Cafh is formally described as “a reunion of souls that seek their inner liberation through an individual external method.” Cafh’s method is an individual work because each of our lives is different. However, there are common elements and practices that every member of Cafh is exposed to and has the chance to incorporate into his or her life. These practices are suggestions to be tried out and experimented with. No one is ever asked to believe in a dogma.

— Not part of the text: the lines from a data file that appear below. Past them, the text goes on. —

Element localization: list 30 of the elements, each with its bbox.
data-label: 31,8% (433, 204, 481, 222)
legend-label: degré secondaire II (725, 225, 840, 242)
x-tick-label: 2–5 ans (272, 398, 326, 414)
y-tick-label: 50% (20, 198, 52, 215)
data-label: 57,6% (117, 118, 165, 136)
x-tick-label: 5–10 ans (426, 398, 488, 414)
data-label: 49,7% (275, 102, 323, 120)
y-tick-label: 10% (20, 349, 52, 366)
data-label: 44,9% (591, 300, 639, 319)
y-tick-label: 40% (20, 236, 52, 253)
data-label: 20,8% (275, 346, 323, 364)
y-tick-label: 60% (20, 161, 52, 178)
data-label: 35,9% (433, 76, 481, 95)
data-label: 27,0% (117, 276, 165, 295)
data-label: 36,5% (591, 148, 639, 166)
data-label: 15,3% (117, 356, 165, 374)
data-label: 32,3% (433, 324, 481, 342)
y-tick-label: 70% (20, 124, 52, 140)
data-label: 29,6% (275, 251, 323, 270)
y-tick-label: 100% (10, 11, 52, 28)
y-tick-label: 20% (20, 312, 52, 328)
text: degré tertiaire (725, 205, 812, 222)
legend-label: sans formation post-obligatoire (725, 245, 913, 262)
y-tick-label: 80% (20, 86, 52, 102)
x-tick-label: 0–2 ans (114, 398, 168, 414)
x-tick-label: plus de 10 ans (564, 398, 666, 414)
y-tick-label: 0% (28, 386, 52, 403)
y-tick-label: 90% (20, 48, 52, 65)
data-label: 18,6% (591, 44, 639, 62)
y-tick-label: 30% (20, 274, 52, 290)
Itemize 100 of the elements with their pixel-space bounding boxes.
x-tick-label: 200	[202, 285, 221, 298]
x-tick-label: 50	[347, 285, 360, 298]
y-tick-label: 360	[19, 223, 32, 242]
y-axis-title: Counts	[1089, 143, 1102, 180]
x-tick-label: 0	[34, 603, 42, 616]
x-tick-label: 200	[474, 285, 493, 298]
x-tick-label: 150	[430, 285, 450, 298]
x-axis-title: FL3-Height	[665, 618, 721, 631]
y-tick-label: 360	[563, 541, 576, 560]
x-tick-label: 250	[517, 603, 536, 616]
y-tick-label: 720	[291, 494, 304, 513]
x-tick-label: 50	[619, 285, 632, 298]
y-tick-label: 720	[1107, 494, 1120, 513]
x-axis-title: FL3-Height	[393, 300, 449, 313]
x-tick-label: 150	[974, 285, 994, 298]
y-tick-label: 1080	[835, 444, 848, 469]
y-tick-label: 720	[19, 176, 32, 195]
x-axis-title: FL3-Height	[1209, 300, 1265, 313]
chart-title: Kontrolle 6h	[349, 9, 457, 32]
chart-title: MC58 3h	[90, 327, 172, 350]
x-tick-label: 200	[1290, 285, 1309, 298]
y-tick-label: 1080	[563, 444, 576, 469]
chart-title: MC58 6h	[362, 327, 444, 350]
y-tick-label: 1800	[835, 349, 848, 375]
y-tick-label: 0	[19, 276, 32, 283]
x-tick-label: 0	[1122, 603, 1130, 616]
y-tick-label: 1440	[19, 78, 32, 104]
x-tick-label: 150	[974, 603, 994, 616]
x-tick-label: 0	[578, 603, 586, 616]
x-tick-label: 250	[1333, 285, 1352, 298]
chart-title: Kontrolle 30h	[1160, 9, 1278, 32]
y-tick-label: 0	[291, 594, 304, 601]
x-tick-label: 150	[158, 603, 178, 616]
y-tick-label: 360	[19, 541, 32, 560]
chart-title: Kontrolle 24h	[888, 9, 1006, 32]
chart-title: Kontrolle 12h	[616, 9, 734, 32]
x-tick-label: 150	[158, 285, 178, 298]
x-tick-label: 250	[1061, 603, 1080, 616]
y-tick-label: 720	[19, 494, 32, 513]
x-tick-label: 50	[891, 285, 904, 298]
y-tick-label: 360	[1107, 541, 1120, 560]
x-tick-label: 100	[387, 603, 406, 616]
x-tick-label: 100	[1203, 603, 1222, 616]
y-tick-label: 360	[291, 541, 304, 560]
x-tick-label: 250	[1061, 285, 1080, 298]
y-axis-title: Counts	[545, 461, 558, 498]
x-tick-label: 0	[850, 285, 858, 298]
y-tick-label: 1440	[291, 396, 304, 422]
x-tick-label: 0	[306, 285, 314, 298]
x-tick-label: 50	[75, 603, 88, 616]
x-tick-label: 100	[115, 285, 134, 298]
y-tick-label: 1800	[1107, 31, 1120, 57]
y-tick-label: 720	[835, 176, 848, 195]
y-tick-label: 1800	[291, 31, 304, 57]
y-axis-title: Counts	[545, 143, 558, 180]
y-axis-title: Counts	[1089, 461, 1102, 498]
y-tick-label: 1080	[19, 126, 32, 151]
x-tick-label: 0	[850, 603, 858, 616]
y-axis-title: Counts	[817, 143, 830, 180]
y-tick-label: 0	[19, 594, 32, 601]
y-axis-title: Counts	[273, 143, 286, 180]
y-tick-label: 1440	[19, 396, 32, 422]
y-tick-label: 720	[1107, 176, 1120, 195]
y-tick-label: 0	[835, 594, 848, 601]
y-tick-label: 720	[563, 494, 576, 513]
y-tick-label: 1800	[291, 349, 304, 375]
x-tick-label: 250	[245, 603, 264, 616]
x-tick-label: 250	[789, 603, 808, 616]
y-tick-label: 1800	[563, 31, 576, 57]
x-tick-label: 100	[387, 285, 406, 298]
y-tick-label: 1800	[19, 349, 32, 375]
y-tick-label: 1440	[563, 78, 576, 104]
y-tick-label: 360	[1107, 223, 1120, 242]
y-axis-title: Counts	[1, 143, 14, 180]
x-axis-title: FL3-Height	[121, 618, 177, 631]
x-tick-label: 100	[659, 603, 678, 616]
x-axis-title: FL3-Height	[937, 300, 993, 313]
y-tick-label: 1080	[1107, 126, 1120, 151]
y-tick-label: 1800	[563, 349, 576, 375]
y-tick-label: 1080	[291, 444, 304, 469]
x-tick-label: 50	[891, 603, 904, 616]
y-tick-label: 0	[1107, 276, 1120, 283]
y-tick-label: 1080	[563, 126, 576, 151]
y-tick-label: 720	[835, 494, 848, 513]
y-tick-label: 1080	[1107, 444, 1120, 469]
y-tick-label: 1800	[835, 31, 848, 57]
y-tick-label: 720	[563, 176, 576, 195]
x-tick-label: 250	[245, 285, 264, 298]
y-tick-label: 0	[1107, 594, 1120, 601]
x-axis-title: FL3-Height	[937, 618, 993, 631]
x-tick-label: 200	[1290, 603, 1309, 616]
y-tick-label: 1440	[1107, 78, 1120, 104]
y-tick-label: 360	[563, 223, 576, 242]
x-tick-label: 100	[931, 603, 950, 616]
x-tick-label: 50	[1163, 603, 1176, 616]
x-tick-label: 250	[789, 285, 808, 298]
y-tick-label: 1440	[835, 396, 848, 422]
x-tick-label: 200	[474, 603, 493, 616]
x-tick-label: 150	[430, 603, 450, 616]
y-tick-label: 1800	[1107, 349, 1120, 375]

The method that we follow is first of all based on the idea that in order to unfold spiritually, we must be conscious of who we are. With a measure of consciousness, we can then work on changing our attitudes, thoughts, feelings and behavior and expand our notion of who we are in relation to the world that we live in. Becoming conscious is an ongoing process in which we seek answers to fundamental questions such as:

  • How do I relate to the people around me—my family, friends, acquaintances, workmates?
  • What is the effect of what I do, think and feel on others?
  • What is my connection to the world at large, to the billions of souls with whom I share this planet and yet don’t know personally and will never meet?

Asking questions such as these compels us to observe ourselves more clearly. It also turns daily life into the raw material of our spiritual work. We do not have to be in any special life circumstance to devote ourselves completely to this work. We do not have to go on long retreats, leave our job and family or move to another country. All that we need is right here before us in our life, just the way it is.

We all know that wishing for something does not make it so, and this is certainly true in spiritual work. If we want to be conscious, we need to have the tools to carry out the work. Cafh offers these tools in the form of exercises practiced every day.

One is a meditation exercise, which has a strict, basic framework, yet leaves open the topics we use so that they reflect what we are currently working on.

Another exercise is called the retrospective examination.. We do this exercise just before going to sleep, and it helps us to see ourselves clearly and honestly as we review the events of our day. Performing this exercise allows us to discern the details of what we have to work on in ourselves to bring our life closer to our spiritual ideal.

Part of the method of Cafh is to attend weekly meetings which consist of meditation, a time for dialogue and sharing, and a time to listen to a teaching on a particular topic. We study topics that span the spiritual spectrum from inner reflection, silence, presence and prayer to self-control, perseverance, routine and manual work. The focus of our discussions is to share how we try to incorporate what we learn into our lives in a systematic way.

One practice that I learned very soon after I entered Cafh is called hallowing the day, which consists of making one’s first thought upon awakening reflect one’s spiritual ideal and intention. I have always found this to be a most valuable practice because it helps me to remember my deepest intention from the very moment that I wake up each morning.

Receiving spiritual counsel on a regular basis from someone who has had many years of experience in Cafh is also a part of the method. With our spiritual counselor we have the opportunity to discuss aspects of our life that generally don’t come up in everyday social discourse, even with the people who are closest to us. We receive guidance in meditation and in our own spiritual work, and can talk freely about the unseen, the inner part of our life—our relationship with the Divine. Personally, I have always found spiritual counsel to be a great gift, and an invaluable tool that helps me stay firmly on the course that I have chosen for my life.

Having walked the road of Cafh for over three decades now, I can say that to have a spiritual ideal is not enough. To have the longing to give oneself completely is not enough. There has to be a way to actualize this longing and to turn it into something concrete and evident. For me, the method of Cafh has opened the way towards bridging the gap between daily life and spiritual life and has given me the key to transforming my deepest intention into reality.